THE next day Charlie rang Dr. Jeudwine, without telling Ellen, and the shrink's secretary arranged an initial session. Charlie's palms sweated so much while he made the telephone call he thought the receiver was going to slide right out of his hand, but when he'd done it he felt better.
Ralph Fry was right, Dr. Jeudwine was a good man. He didn't laugh at any of the little fears Charlie unburdened. Quite the contrary, he listened to every word with the greatest concern. It was very reassuring.

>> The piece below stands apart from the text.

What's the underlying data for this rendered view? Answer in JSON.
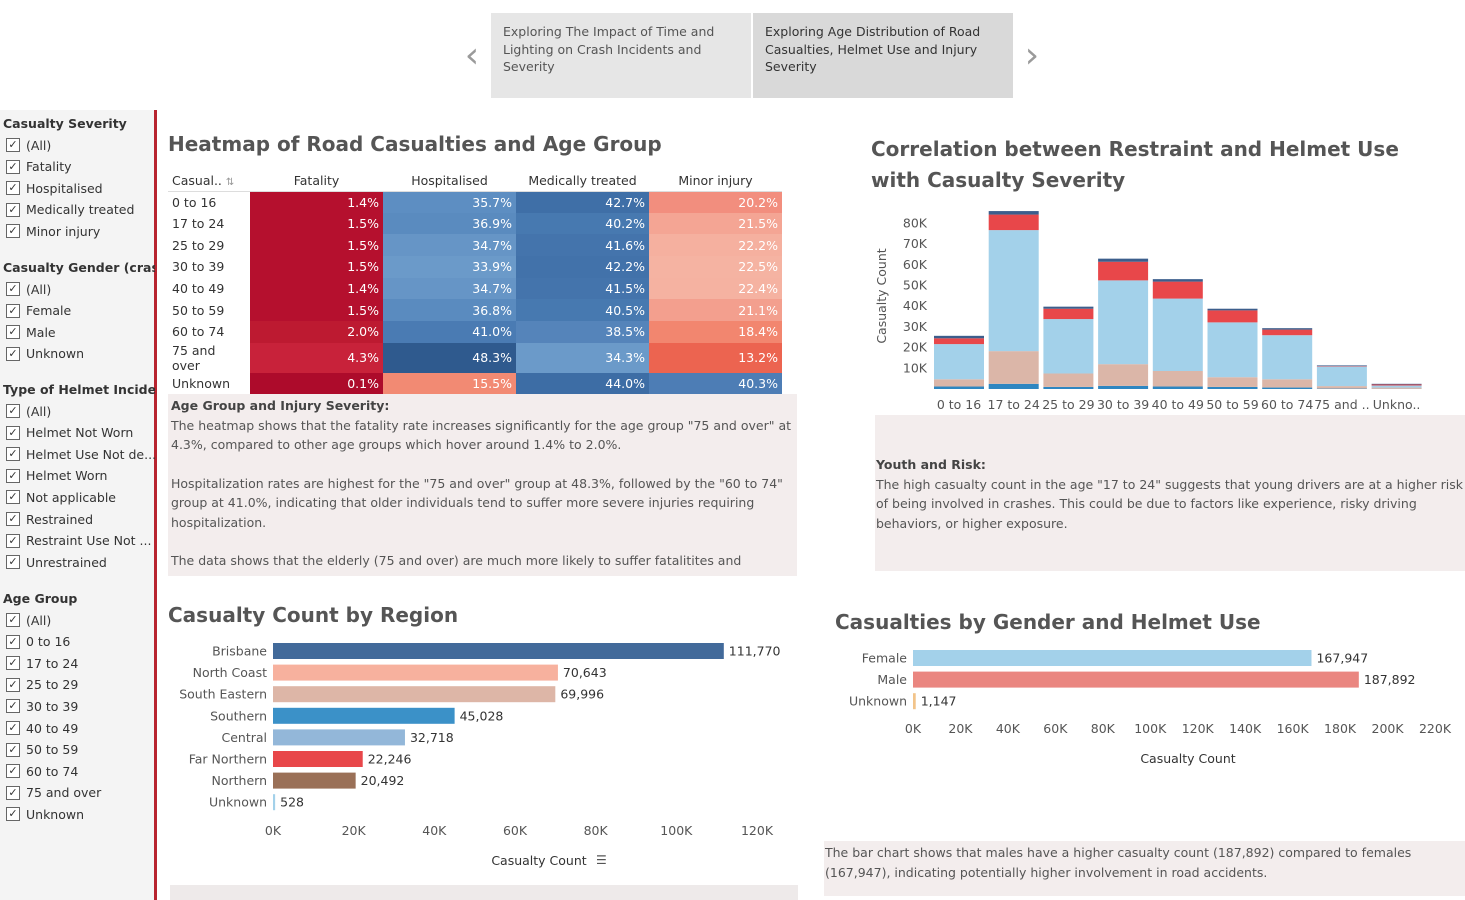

During their third session together, the doctor brought one particular memory back to Charlie with spectacular vividness: his father's hands, crossed on his barrel chest as he lay in his coffin; the ruddy color of them, the coarse hair that matted their backs. The absolute authority of those wide hands, even in death, had haunted Charlie for months afterward. And hadn't he imagined, as he'd watched the body being consigned to humus, that it was not yet still? That the hands were even now beating a tattoo on the casket lid, demanding to be let out? It was a preposterous thing to think, but bringing it out into the open did Charlie a lot of good. In the bright light of Jeudwine's office the fantasy looked insipid and ridiculous. It shivered under the doctor's gaze, protesting that the light was too strong, and then it blew away, too frail to stand up to scrutiny.
The exorcism was far easier than Charlie had anticipated. All it had taken was a little probing and that childhood nonsense bad been dislodged from his psyche like a morsel of bad meat from between his teeth. It could rot there no longer. And for his part Jeudwine was clearly delighted with the results, explaining when it was all done that this particular obsession had been new to him, and he was pleased to have dealt with the problem. Hands as symbols of paternal power, he said, were not common. Usually the penis predominated in his patients' dreams, he explained, to which Charlie had replied that hands had always seemed far more important than private parts. After all, they could change the world, couldn't they?